General Teaching Council Northern Ireland

Sign-up to E-News

Union-organised petition calls for end to academic selection


Parents, principals, teachers, classroom assistants and university academics have come together to call for an end to academic selection.

Hundreds have signed a trade union-organised petition - which appears in The Irish News as an advertisement today - as primary seven pupils sit the first of this year's 11-plus papers.

Entitled Change for Children, it expresses hope that this is the last year children, their families and teachers undergo such a "stressful, divisive and increasingly pointless test".

While education minister Caitriona Ruane has said that the 11-plus will not be offered after this year, many schools are already drawing up plans for new academic entrance tests.

This means that some primary school pupils who apply to more than one school could face the prospect of sitting different tests for different grammars on different days.

The signatories say selection at the age of 11 is unfair to children, breeds social inequality and is inefficient for the future needs of young people, the economy and society.

There is a compelling case, the group adds, for better alternatives offering meaningful choice for all second-level students and schools.

"The time has come for a decision to be made, one based on the common good and not the preservation of ideals which are cherished by some and yet leave too many children behind," the petition says.

"The people of Northern Ireland deserve a greater legacy from our schools.

"That legacy must be an education system which can recognise and nurture the talent of all of our children."

Among the signatories to the petition, which was organised by the Irish Congress of Trade Unions (ICTU), are the unions that represent both teaching and non-teaching staff in schools.

Some primary and secondary principals have also backed the call to end selection, although there is no support from grammar schools.

Representatives of both Comhairle na Gaelscolaiochta - the council for Irish-medium education - and the Northern Ireland Council for Integrated Education have also added their names.
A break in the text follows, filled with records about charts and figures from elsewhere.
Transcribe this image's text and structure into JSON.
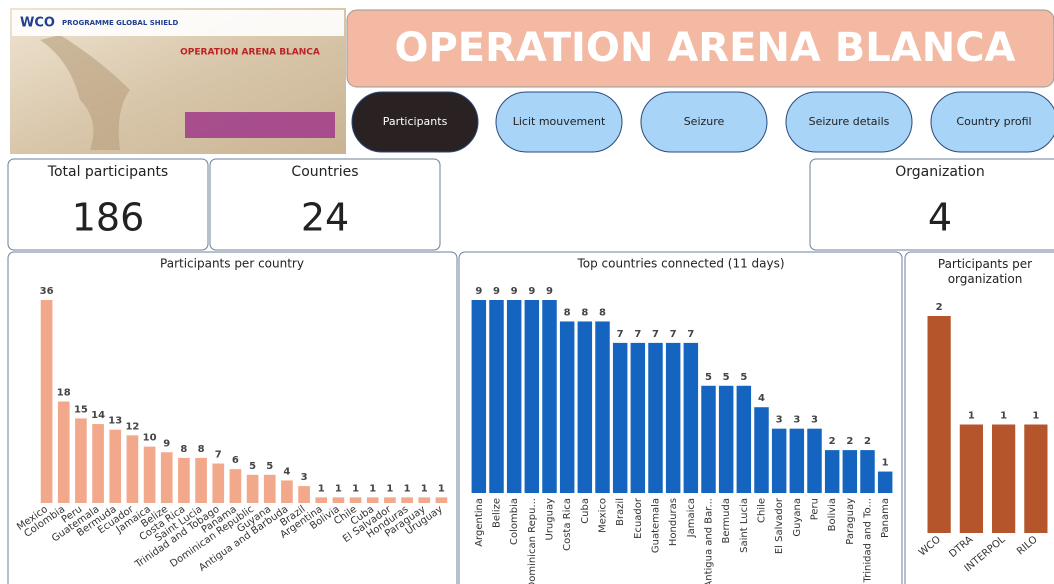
{
  "header": {
    "logo": "WCO",
    "programme": "PROGRAMME GLOBAL SHIELD",
    "image_title": "OPERATION ARENA BLANCA",
    "title": "OPERATION ARENA BLANCA"
  },
  "nav": [
    "Participants",
    "Licit mouvement",
    "Seizure",
    "Seizure details",
    "Country profil"
  ],
  "cards": [
    {
      "label": "Total participants",
      "value": 186
    },
    {
      "label": "Countries",
      "value": 24
    },
    {
      "label": "Organization",
      "value": 4
    }
  ],
  "chart_data": [
    {
      "type": "bar",
      "title": "Participants per country",
      "color": "#f2a98b",
      "categories": [
        "Mexico",
        "Colombia",
        "Peru",
        "Guatemala",
        "Bermuda",
        "Ecuador",
        "Jamaica",
        "Belize",
        "Costa Rica",
        "Saint Lucia",
        "Trinidad and Tobago",
        "Panama",
        "Dominican Republic",
        "Guyana",
        "Antigua and Barbuda",
        "Brazil",
        "Argentina",
        "Bolivia",
        "Chile",
        "Cuba",
        "El Salvador",
        "Honduras",
        "Paraguay",
        "Uruguay"
      ],
      "values": [
        36,
        18,
        15,
        14,
        13,
        12,
        10,
        9,
        8,
        8,
        7,
        6,
        5,
        5,
        4,
        3,
        1,
        1,
        1,
        1,
        1,
        1,
        1,
        1
      ]
    },
    {
      "type": "bar",
      "title": "Top countries connected (11 days)",
      "color": "#1565c0",
      "categories": [
        "Argentina",
        "Belize",
        "Colombia",
        "Dominican Repu...",
        "Uruguay",
        "Costa Rica",
        "Cuba",
        "Mexico",
        "Brazil",
        "Ecuador",
        "Guatemala",
        "Honduras",
        "Jamaica",
        "Antigua and Bar...",
        "Bermuda",
        "Saint Lucia",
        "Chile",
        "El Salvador",
        "Guyana",
        "Peru",
        "Bolivia",
        "Paraguay",
        "Trinidad and To...",
        "Panama"
      ],
      "values": [
        9,
        9,
        9,
        9,
        9,
        8,
        8,
        8,
        7,
        7,
        7,
        7,
        7,
        5,
        5,
        5,
        4,
        3,
        3,
        3,
        2,
        2,
        2,
        1
      ]
    },
    {
      "type": "bar",
      "title": "Participants per organization",
      "color": "#b4552c",
      "categories": [
        "WCO",
        "DTRA",
        "INTERPOL",
        "RILO"
      ],
      "values": [
        2,
        1,
        1,
        1
      ]
    }
  ]
}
ICTU assistant general secretary Peter Bunting said it was taking the initiative because it was "the right thing to do".

"We have been inundated with support from across society," he said.

"The variety of people who have signed their support for the principles in the statement show that there is a real and meaningful coalition of good people who are firmly opposed to selection, especially at such a young age.

"In contrast those who shout loudly for the preservation of this unfair test can be exposed as noisy elitists who confuse earned excellence with bought privilege."